La guerre en Ukraine fait des ravages sur les chaînes d’approvisionnement mondiales. Les sanctions occidentales en réponse à l’invasion, les chocs de prix résultant de la militarisation de l’énergie par la Russie et les perturbations des expéditions de marchandises ont perturbé les pratiques normales d’approvisionnement. Les répercussions se font sentir dans l’ensemble des industries mondiales, mais les effets sur les secteurs de la chimie et de l’agroalimentaire ont été particulièrement graves.

“Les industriels énergivores et les producteurs européens d’engrais sont les deux groupes les plus touchés”, déclare Sebastian Bray, analyste principal des produits chimiques à la banque d’investissement allemande Berenberg. “Toute entreprise chimique qui consomme beaucoup d’énergie ou de gaz n’a généralement pas eu de bons derniers mois.”

Le monde en est venu à dépendre de la Russie pour une grande partie de l’énergie et des matières premières qui alimentent la chaîne alimentaire et les industries mondiales. Bien qu’elles représentent moins de 3 % du produit intérieur brut mondial, la Russie, l’Ukraine et la Biélorussie voisine jouent un rôle démesuré en tant que producteurs et exportateurs de produits agricoles, de minéraux, d’engrais et d’énergie.

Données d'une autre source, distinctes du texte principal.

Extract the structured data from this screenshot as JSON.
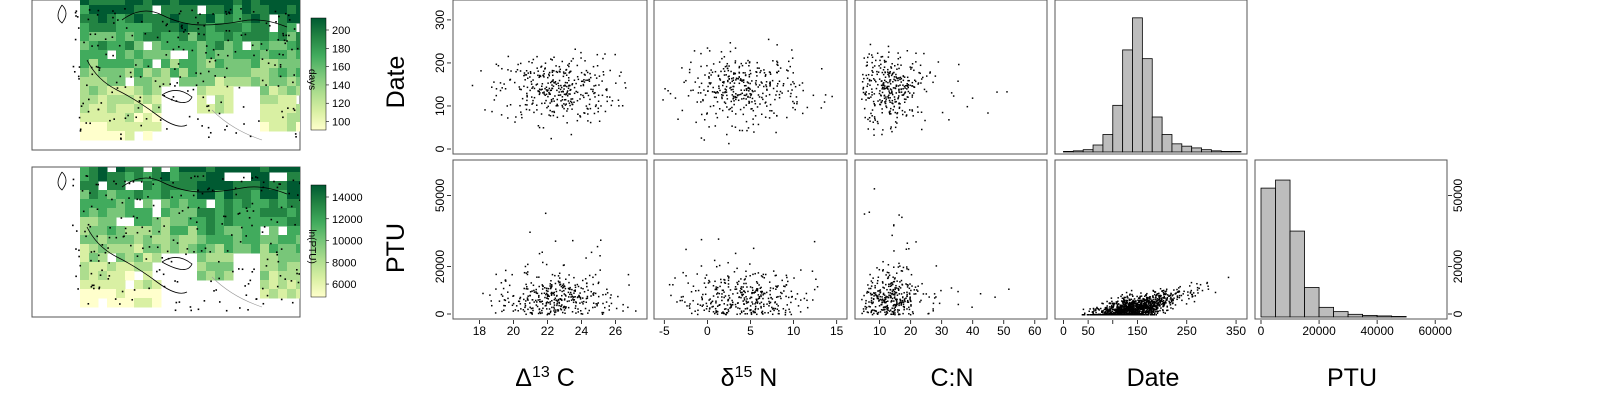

La Russie est le principal fournisseur mondial d’engrais et de leurs principaux composants. Il représente environ 45 % du marché mondial du nitrate d’ammoniac, 18 % du marché de la potasse et 14 % des exportations mondiales d’engrais phosphatés.

Svein Tore Holsether, directeur général du groupe chimique norvégien Yara International, l’un des plus grands producteurs mondiaux d’engrais minéraux à base d’azote, a déclaré que les perturbations consécutives à l’invasion de l’Ukraine ont été rapides et profondes, aggravant la pression sur des conditions de marché déjà tendues. Même avant la guerre, les approvisionnements mondiaux en engrais avaient été étirés par les fermetures de Covid, les pénuries de main-d’œuvre et la volatilité générale.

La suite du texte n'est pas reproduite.